What unites the most successful companies in this list is that they’ve built their brand strategy around a single ‘big idea’. In an age of increased transparency having clarity of purpose, standing for something unique and genuinely striving to improve customers’ lives plays a huge role in predisposing people to purchase. IBM, the world’s second most valuable B2B brand, leads the way here with its ‘Smarter Planet’ ethos which connects with audiences on both a rational and emotional level.
Driving this engagement is the increased use of sophisticated analytical tools to understand purchase habits and buying signals, and prioritise leads.
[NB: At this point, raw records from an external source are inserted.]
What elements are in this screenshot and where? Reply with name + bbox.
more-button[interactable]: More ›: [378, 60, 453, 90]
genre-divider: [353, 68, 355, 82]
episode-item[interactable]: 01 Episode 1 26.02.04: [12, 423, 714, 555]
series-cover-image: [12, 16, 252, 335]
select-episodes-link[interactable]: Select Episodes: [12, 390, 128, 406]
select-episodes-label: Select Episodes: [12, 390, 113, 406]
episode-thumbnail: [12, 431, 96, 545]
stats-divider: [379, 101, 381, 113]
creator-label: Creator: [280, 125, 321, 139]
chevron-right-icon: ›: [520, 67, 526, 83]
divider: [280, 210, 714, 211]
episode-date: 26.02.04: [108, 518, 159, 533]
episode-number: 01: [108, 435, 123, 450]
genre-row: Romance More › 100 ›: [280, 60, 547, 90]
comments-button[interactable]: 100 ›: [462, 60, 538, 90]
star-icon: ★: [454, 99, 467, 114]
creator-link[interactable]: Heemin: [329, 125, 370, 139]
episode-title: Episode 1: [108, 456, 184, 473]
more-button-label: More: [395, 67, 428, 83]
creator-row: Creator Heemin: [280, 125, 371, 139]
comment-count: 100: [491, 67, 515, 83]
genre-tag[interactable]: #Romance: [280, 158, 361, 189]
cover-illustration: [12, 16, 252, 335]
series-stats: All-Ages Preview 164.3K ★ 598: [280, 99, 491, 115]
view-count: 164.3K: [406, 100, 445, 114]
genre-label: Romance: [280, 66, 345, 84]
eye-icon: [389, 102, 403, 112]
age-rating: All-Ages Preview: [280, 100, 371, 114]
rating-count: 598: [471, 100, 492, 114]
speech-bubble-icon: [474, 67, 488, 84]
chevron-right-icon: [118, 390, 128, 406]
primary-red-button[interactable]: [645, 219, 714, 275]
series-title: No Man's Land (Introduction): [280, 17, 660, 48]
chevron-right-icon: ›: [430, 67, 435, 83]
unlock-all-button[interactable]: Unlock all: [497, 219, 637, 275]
After Dell’s European marketing team introduced predictive analytics it was able to cut the number of leads sent to sales by half, while at the same time almost doubling revenues.
The ‘data revolution’ has also led to an ever more detailed understanding of the decision journey. This is enabling B2B marketers to optimise campaign activity and develop genuinely customer-centric content which moves brand communications from ‘announcements’ to ‘conversations’. Universally, brands are talking less about their products and focusing instead on the issues facing their customers. Strong examples of this include IBM’s Security Intelligence website, which directly addresses the challenges of IT professionals, and SAP’s C-Suite D!gitalist magazine which features thought leadership articles from independent industry voices.
The finesse shown in using digital channels is understandable given how rapidly decision-making groups are evolving: 46% of buyers researching B2B products today are millennials, compared with 27% in 2012, with 70% of those using video across the purchase path (Google and Millward Brown Digital). And you know there’s a significant shift taking place when a 120-year-old behemoth like GE starts talking about ‘emoji science’, and creating outstanding emotive video content such as its ‘Unimpossible Missions’ series to showcase the science behind its industrial products.
This approach to creating content designed to evoke an emotional response is universal amongst the most powerful B2B brands. Completely logical when in most markets the ‘brand’ is the only differentiating factor, and changing how customers feel about it the most effective way to stand out. This is why HP’s new CMO Antonio Lucio’s remit last year was to ‘bring back heart’ to the brand, and is an approach captured beautifully in Intel’s award winning ‘If Cables Were People’ campaign, which personifies and brings humour to the frustrating problems of trying to present from a laptop.
Now, of course, not many organisations have the marketing budgets of these 23 world-beating brands – but their sustained value shows that brand-building is a worthwhile investment: the stronger a brand, the more able it is to withstand the macro-factors that batter the categories B2B businesses operate in.